The question then arose as to who would hear the case since, due to recusal rules, every federal judge in the country could have plausibly been disqualified. The Fifth Circuit eventually took it under the “rule of necessity.”

A three-judge panel decided the case on November 19, 1979; rehearing and rehearing en banc were subsequently turned down (denied 12/12/79), as was cert. at SCOTUS (denied 1/12/81), meaning that whatever the Fifth Circuit said was the law of the land.

The court upheld the financial disclosure requirement of the EGA. Here are key quotes from the opinion:

P. 13: “The intrusion upon the constitutionally assigned functions of the judiciary made by the Act is justified by the promotion of important objectives within the constitutional authority of Congress. The Act, therefore, does not violate the doctrine of separation of powers.”

Pp. 17-18: “There is a growing public demand for accountability and integrity of public officials [including judges], and the [Ethics in Government] Act is designed to carry out that purpose. […] If the Act’s provisions serve the purpose of maintaining the public’s confidence in the federal judiciary, they will have served us well.”


Taking a step back, why was Congress so intent on imposing financial disclosure requirements on the third branch? You can see from one of its reports on the subject (there were three overall). According to Senate Report 95-170, there were five reasons (pp.25-26), in fact:

(1) Public financial disclosure will increase public confidence in the government. Numerous national polls of voter confidence in officials of the Federal government and the low turnout of voters in recent elections, were cited for the proposition that public confidence in all three branches of the Federal government has been seriously eroded by the exposure, principally in the course of the Watergate investigation, of corruption on the part of a few high-level government officials.
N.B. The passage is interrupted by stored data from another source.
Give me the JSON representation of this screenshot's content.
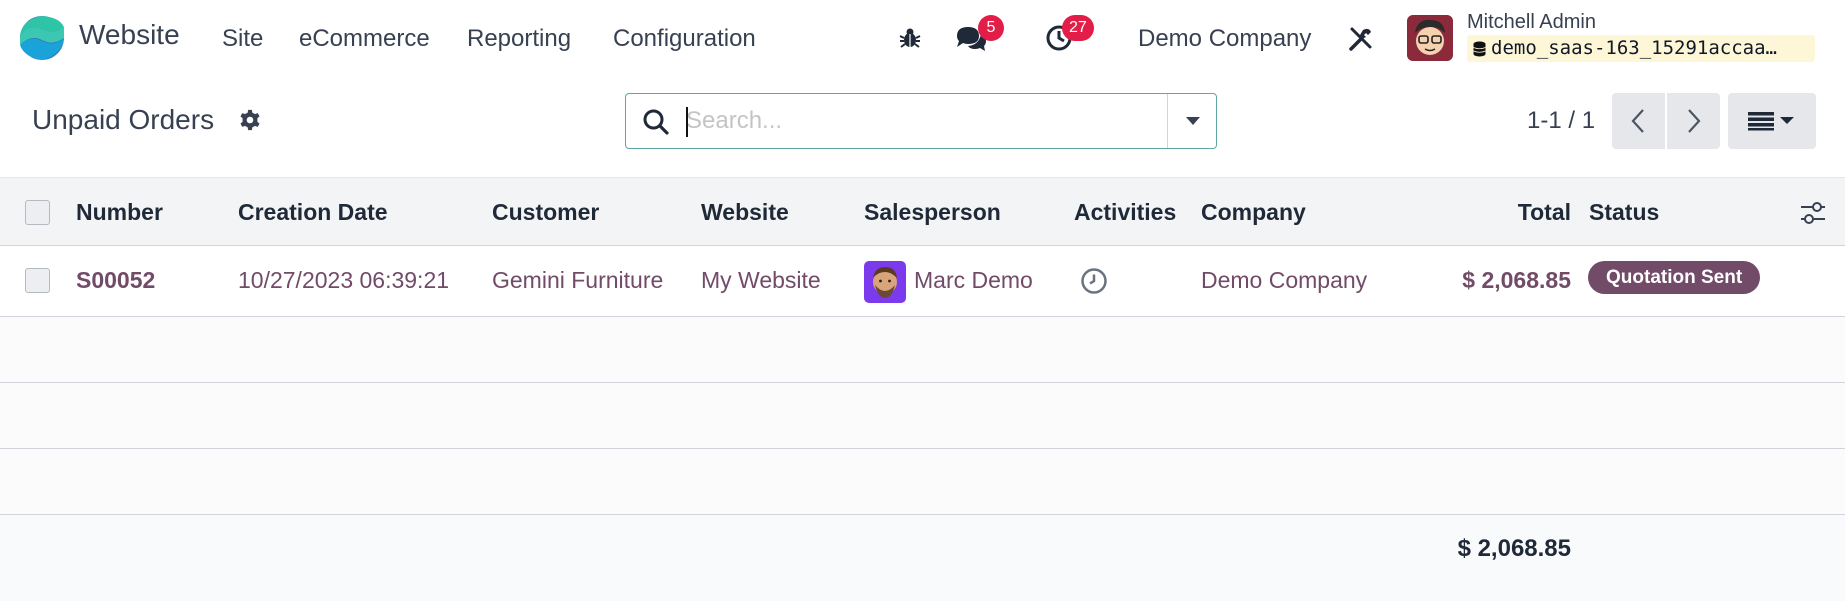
{
  "navbar": {
    "app_name": "Website",
    "menu": [
      "Site",
      "eCommerce",
      "Reporting",
      "Configuration"
    ],
    "messages_count": "5",
    "activities_count": "27",
    "company": "Demo Company",
    "user_name": "Mitchell Admin",
    "database": "demo_saas-163_15291accaa…"
  },
  "control_panel": {
    "title": "Unpaid Orders",
    "search_placeholder": "Search...",
    "pager": "1-1 / 1"
  },
  "table": {
    "columns": [
      "Number",
      "Creation Date",
      "Customer",
      "Website",
      "Salesperson",
      "Activities",
      "Company",
      "Total",
      "Status"
    ],
    "rows": [
      {
        "number": "S00052",
        "creation_date": "10/27/2023 06:39:21",
        "customer": "Gemini Furniture",
        "website": "My Website",
        "salesperson": "Marc Demo",
        "company": "Demo Company",
        "total": "$ 2,068.85",
        "status": "Quotation Sent"
      }
    ],
    "footer_total": "$ 2,068.85"
  },
  "colors": {
    "brand": "#714b67",
    "badge": "#e11d48",
    "search_border": "#5fa7a3"
  }
}
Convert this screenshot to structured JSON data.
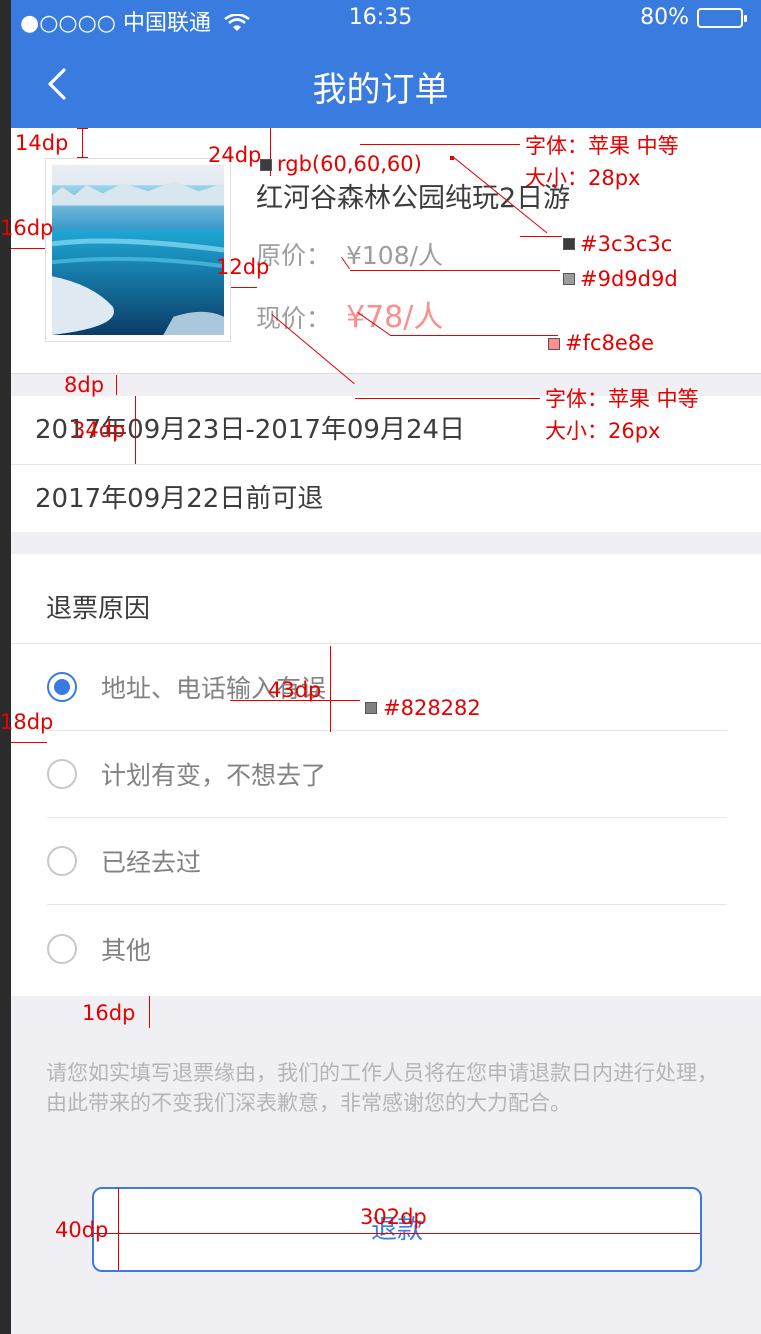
{
  "status": {
    "carrier": "●○○○○ 中国联通",
    "time": "16:35",
    "battery": "80%"
  },
  "nav": {
    "title": "我的订单"
  },
  "product": {
    "name": "红河谷森林公园纯玩2日游",
    "original_label": "原价：",
    "original_price": "¥108/人",
    "current_label": "现价：",
    "current_price": "¥78/人"
  },
  "dates": {
    "range": "2017年09月23日-2017年09月24日",
    "refund_deadline": "2017年09月22日前可退"
  },
  "reasons": {
    "title": "退票原因",
    "selected_index": 0,
    "options": [
      "地址、电话输入有误",
      "计划有变，不想去了",
      "已经去过",
      "其他"
    ]
  },
  "note": "请您如实填写退票缘由，我们的工作人员将在您申请退款日内进行处理，由此带来的不变我们深表歉意，非常感谢您的大力配合。",
  "button": {
    "refund": "退款"
  },
  "annotations": {
    "spacing_14": "14dp",
    "spacing_24": "24dp",
    "spacing_16a": "16dp",
    "spacing_12": "12dp",
    "spacing_8": "8dp",
    "spacing_34": "34dp",
    "spacing_43": "43dp",
    "spacing_18": "18dp",
    "spacing_16b": "16dp",
    "spacing_40": "40dp",
    "spacing_302": "302dp",
    "rgb_note": "rgb(60,60,60)",
    "font1_family": "字体：苹果 中等",
    "font1_size": "大小：28px",
    "color1": "#3c3c3c",
    "color2": "#9d9d9d",
    "color3": "#fc8e8e",
    "font2_family": "字体：苹果 中等",
    "font2_size": "大小：26px",
    "color4": "#828282"
  },
  "colors": {
    "primary": "#3a7be0",
    "text": "#3c3c3c",
    "muted": "#9d9d9d",
    "price": "#fc8e8e",
    "option": "#828282"
  }
}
Public financial disclosure was seen as an important step to take to help restore public confidence in the integrity of top government officials, and, therefore, in the government as a whole.

(2) Public financial disclosure will demonstrate the high level of integrity of the vast majority of government officials. Only a very small fraction of a percent of all government officials have ever been charged with professional impropriety.

(3) Public financial disclosure will deter conflicts of interest from arising. Disclosure will not tell an official what to do about outside interests; it will ensure that what he does will be subject to public scrutiny.

(4) Public financial disclosure will deter some persons who should not be entering public service from doing so. Individuals whose personal finances would not bear up to public scrutiny, whether due to questionable sources of income or a lack of morality in business practices, will very likely be discouraged from entering public office altogether, knowing in advance that their sources of income and financial holdings will be available for public review.

(5) Public financial disclosure will better enable the public to judge the performance of public officials. By having access to financial disclosure statements, an interested citizen can evaluate the official’s performance of his public duties in light of the official’s outside financial interests.

Congress understood then, and will hopefully realize again, that there are compelling reasons for this type of oversight – and that it trumps any separation-of-powers concerns certain members (and judges) may have had.